Seperti telah kita ketahui, pada sapi telah dilakukan embrio transfer. Hal yang serupa tentu saja dapat juga dilakukan pada hewan ternak lain, seperti pada domba, kambing dan lain-lain. Dalam hal ini jika nukleus sel donornya diambil dari bibit unggul, maka anggota klonnya pun akan mempunyai sifat-sifat unggul tersebut. Sifat unggul tersebut dapat lebih meningkat lagi, jika dikombinasikan dengan teknik transgenik. Dalam hal ini ke dalam nucleus zigot dimasukkan gen yang dikehendaki, sehingga anggota klonnya akanmempunyai gen tambahan yang lebih unggul.

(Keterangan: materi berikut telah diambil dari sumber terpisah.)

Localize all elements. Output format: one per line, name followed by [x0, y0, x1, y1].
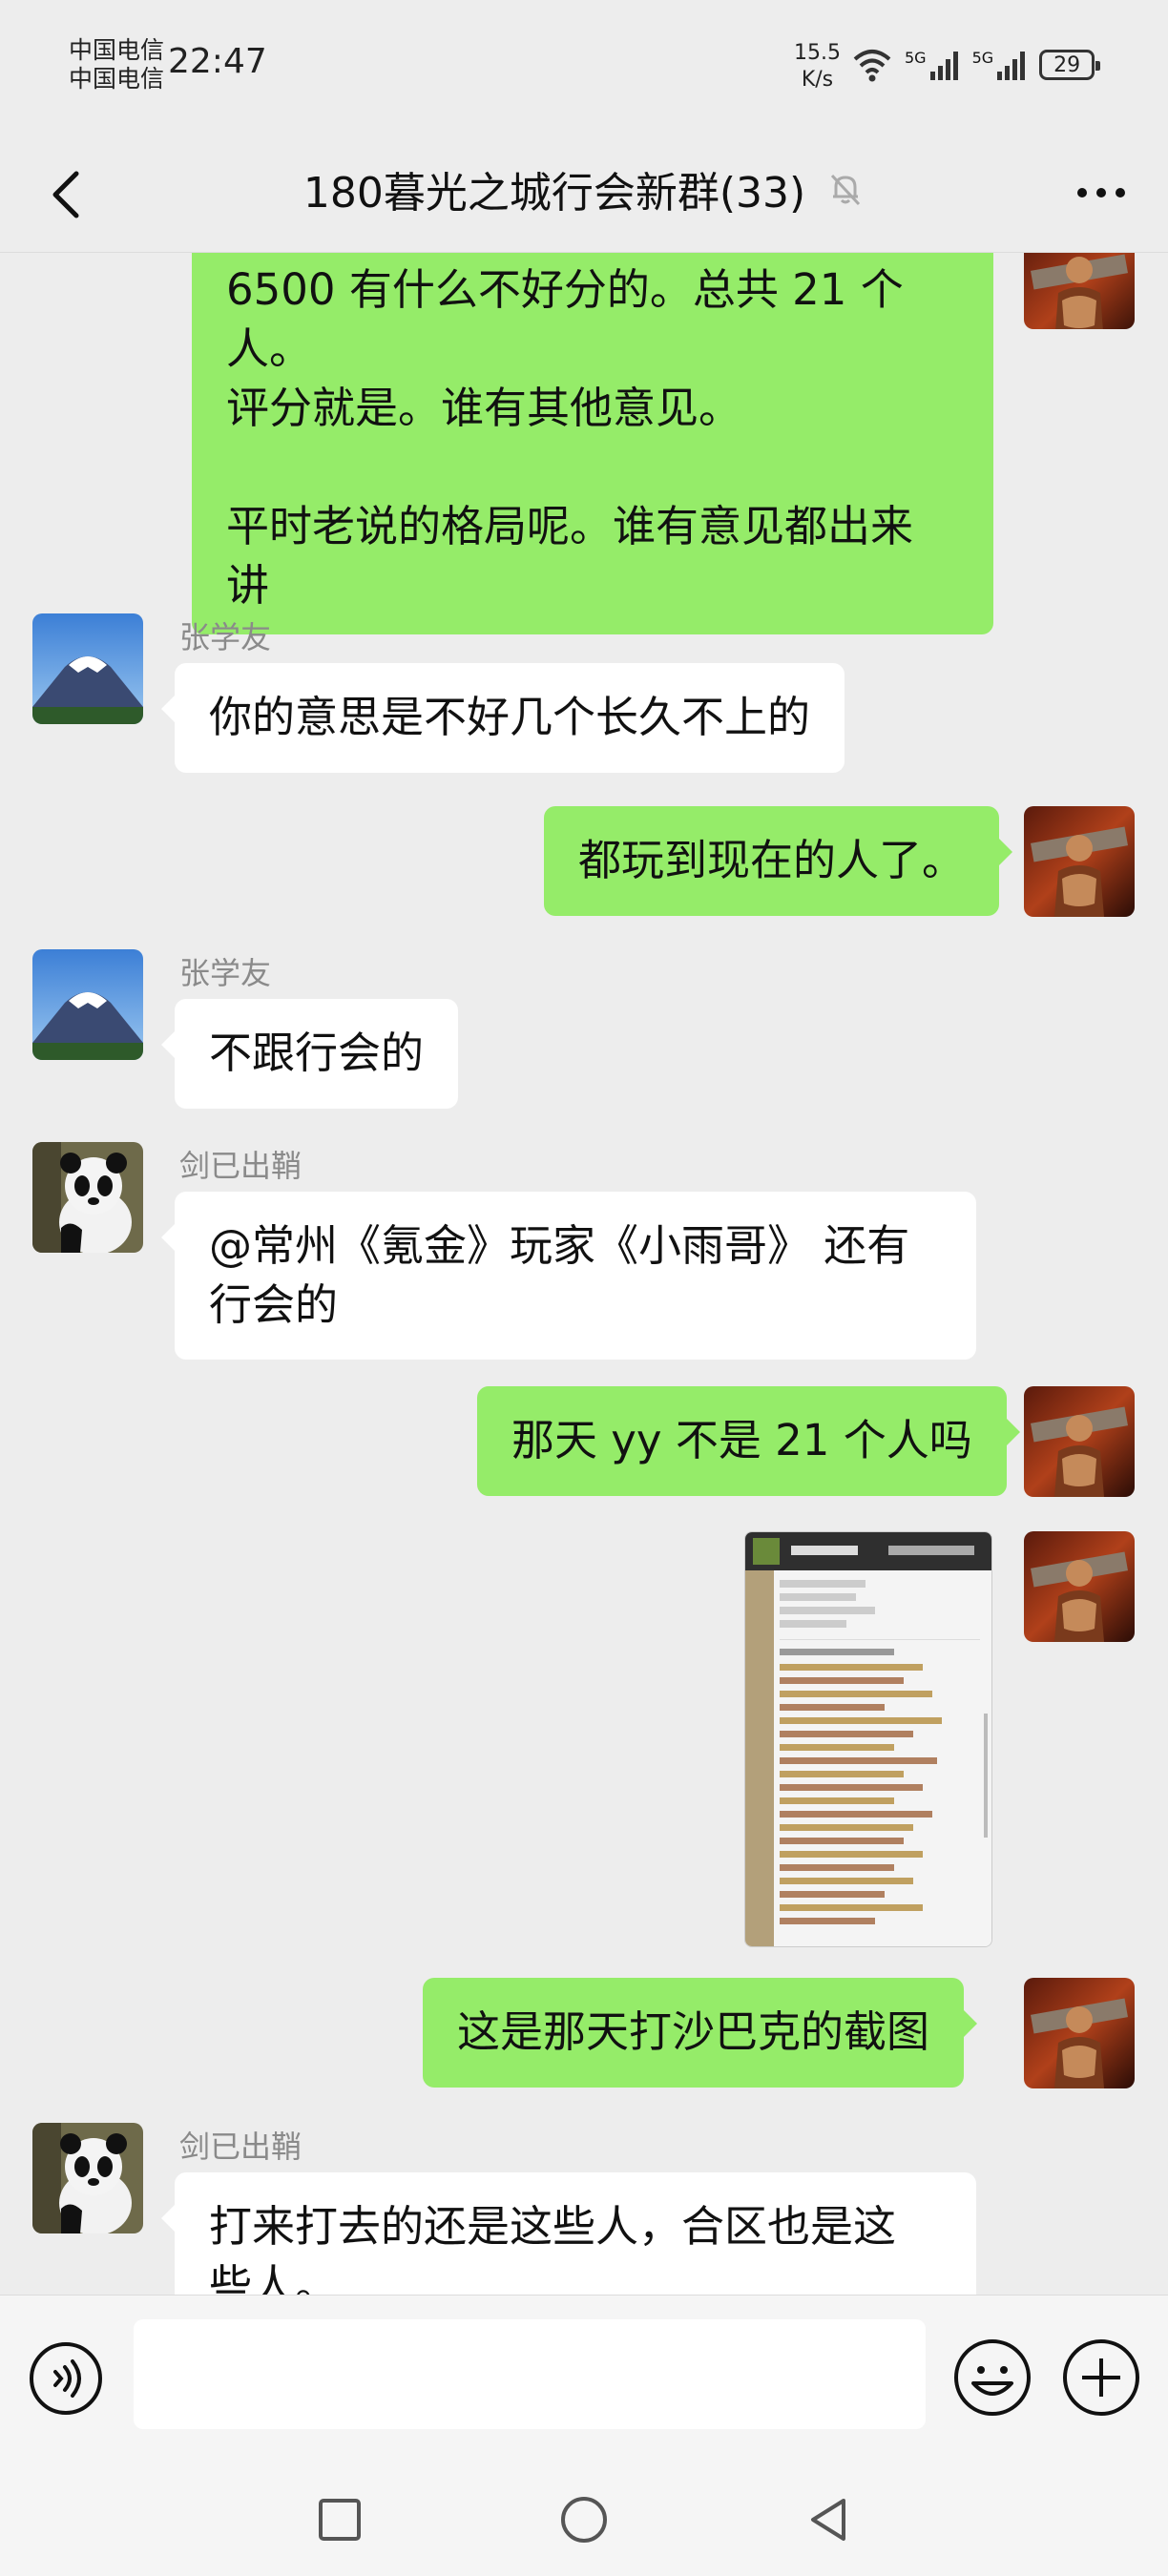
warrior-avatar-image — [1024, 806, 1135, 917]
battery-level: 29 — [1053, 52, 1081, 77]
message-line: @常州《氪金》玩家《小雨哥》 还有 — [209, 1220, 910, 1271]
chat-header: 180暮光之城行会新群(33) — [0, 134, 1168, 253]
message-line: 那天 yy 不是 21 个人吗 — [511, 1415, 972, 1465]
clock: 22:47 — [168, 42, 267, 81]
signal-2: 5G — [972, 49, 1029, 81]
net-speed-unit: K/s — [801, 68, 834, 92]
image-message[interactable] — [744, 1531, 992, 1947]
signal-2-label: 5G — [971, 49, 994, 67]
avatar-self[interactable] — [1024, 806, 1135, 917]
avatar-zhangxueyou[interactable] — [32, 949, 143, 1060]
more-dots-icon[interactable] — [1061, 162, 1141, 223]
avatar-self[interactable] — [1024, 253, 1135, 329]
net-speed: 15.5 K/s — [794, 40, 841, 93]
carrier-1: 中国电信 — [69, 36, 165, 64]
circle-icon[interactable] — [555, 2491, 613, 2548]
message-bubble-incoming[interactable]: 你的意思是不好几个长久不上的 — [160, 663, 845, 773]
carrier-labels: 中国电信 中国电信 — [69, 36, 164, 93]
bell-off-icon — [831, 174, 861, 206]
message-line: 平时老说的格局呢。谁有意见都出来 — [226, 501, 914, 551]
message-bubble-incoming[interactable]: @常州《氪金》玩家《小雨哥》 还有 行会的 — [161, 1192, 976, 1360]
sender-name: 张学友 — [179, 619, 272, 655]
system-nav-bar — [0, 2457, 1168, 2576]
message-input[interactable] — [134, 2319, 926, 2429]
chat-title-row: 180暮光之城行会新群(33) — [0, 158, 1168, 219]
square-icon[interactable] — [311, 2491, 368, 2548]
triangle-back-icon[interactable] — [800, 2491, 857, 2548]
warrior-avatar-image — [1024, 1386, 1135, 1497]
message-bubble-outgoing[interactable]: 都玩到现在的人了。 — [544, 806, 1013, 916]
sender-name: 张学友 — [179, 955, 272, 991]
message-bubble-outgoing[interactable]: 那天 yy 不是 21 个人吗 — [477, 1386, 1020, 1496]
panda-avatar-image — [32, 1142, 143, 1253]
avatar-jianyichuqiao[interactable] — [32, 2123, 143, 2233]
status-bar: 中国电信 中国电信 22:47 15.5 K/s 5G 5G 29 — [0, 0, 1168, 134]
message-line: 些人。 — [209, 2260, 339, 2295]
emoji-icon[interactable] — [952, 2337, 1032, 2418]
message-bubble-incoming[interactable]: 打来打去的还是这些人，合区也是这 些人。 — [161, 2172, 976, 2295]
warrior-avatar-image — [1024, 1978, 1135, 2088]
status-icons: 5G 5G 29 — [851, 44, 1101, 86]
signal-bars-icon — [997, 52, 1026, 80]
avatar-jianyichuqiao[interactable] — [32, 1142, 143, 1253]
voice-icon[interactable] — [29, 2341, 103, 2416]
message-list[interactable]: 6500 有什么不好分的。总共 21 个人。 评分就是。谁有其他意见。 平时老说… — [0, 253, 1168, 2295]
message-line: 你的意思是不好几个长久不上的 — [209, 692, 811, 742]
screenshot-thumbnail — [745, 1532, 991, 1946]
message-line: 不跟行会的 — [209, 1028, 425, 1078]
message-line: 这是那天打沙巴克的截图 — [457, 2006, 930, 2057]
message-line: 都玩到现在的人了。 — [578, 835, 966, 885]
message-line — [226, 438, 959, 497]
wifi-icon — [853, 50, 891, 82]
plus-icon[interactable] — [1061, 2337, 1141, 2418]
message-line: 行会的 — [209, 1279, 339, 1330]
battery-indicator: 29 — [1039, 50, 1101, 80]
message-line: 6500 有什么不好分的。总共 21 个人。 — [226, 264, 904, 374]
warrior-avatar-image — [1024, 1531, 1135, 1642]
sender-name: 剑已出鞘 — [179, 2129, 302, 2165]
avatar-zhangxueyou[interactable] — [32, 613, 143, 724]
avatar-self[interactable] — [1024, 1978, 1135, 2088]
signal-1-label: 5G — [905, 49, 927, 67]
avatar-self[interactable] — [1024, 1531, 1135, 1642]
input-bar — [0, 2295, 1168, 2457]
mountain-avatar-image — [32, 949, 143, 1060]
message-bubble-outgoing[interactable]: 这是那天打沙巴克的截图 — [423, 1978, 978, 2088]
message-line: 讲 — [226, 560, 270, 611]
mountain-avatar-image — [32, 613, 143, 724]
message-line: 评分就是。谁有其他意见。 — [226, 383, 742, 433]
sender-name: 剑已出鞘 — [179, 1148, 302, 1184]
signal-1: 5G — [905, 49, 961, 81]
message-bubble-incoming[interactable]: 不跟行会的 — [160, 999, 459, 1109]
signal-bars-icon — [929, 52, 958, 80]
message-bubble-outgoing[interactable]: 6500 有什么不好分的。总共 21 个人。 评分就是。谁有其他意见。 平时老说… — [192, 253, 993, 634]
carrier-2: 中国电信 — [69, 65, 165, 93]
avatar-self[interactable] — [1024, 1386, 1135, 1497]
warrior-avatar-image — [1024, 253, 1135, 329]
chat-title[interactable]: 180暮光之城行会新群(33) — [303, 158, 805, 219]
message-line: 打来打去的还是这些人，合区也是这 — [209, 2201, 897, 2252]
panda-avatar-image — [32, 2123, 143, 2233]
net-speed-value: 15.5 — [794, 41, 841, 65]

3. Untuk tujuan diagnostik dan terapi

Sebagai contoh jika sepasang suami isteri diduga akan menurunkan penyakit genetika thalasemia mayor. Dahulu pasangan tersebut dianjurkan untuk tidak mempunyai anak. Sekarang mereka dapat dianjurkan menjalani terapi gen dengan terlebih dahulu dibuat klon pada tingkat blastomer. Jika ternyata salah satu klon blastomer tersebut mengandung kelainan gen yang menjurus ke thalasemia mayor, maka dianjurkan untuk melakukan terapi gen pada blastomer yang lain, sebelum dikembangkan menjadi blastosit.  Contoh lain adalah mengkultur sel pokok (stem cells) in vitro, membentuk organ atau jaringan untuk menggantikan organ atau jaringan yang rusak.

4. Menolong atau menyembuhkan pasangan infertil mempunyai turunan

Manfaat yang tidak kalah penting adalah bahwa kloning manusia dapat membantu/menyembuhkan pasangan infertil mempunyai turunan. Secara medis infertilitas dapat digolongkan sebagai penyakit, sedangkan secara psikologis ia merupakan kondisis yang menghancurkan, atau membuat frustasi. Salah satu bantuan ialah menggunakan teknik fertilisasi in vitro. (in vitro fertilization = IVF). Namun IVF tidak dapat menolong semua pasangan infertil. Misalnya bagi seorang ibu yang tidak dapat memproduksi sel telur atau seorang pria yang tidak dapat menghasilkan sperma, IVF tidak akan membantu. Dalam hubungan ini, maka teknik kloning merupakan hal yang revolusioner  sebagai pengobatan infertilitas, karena penderita tidak perlu menghasilkan sperma atau telur. Mereka hanya memerlukan sejumlah sel somatik dari manapun diambil, sudah memungkinkan mereka punya turunan yang mengandung gen dari suami atau istrinya.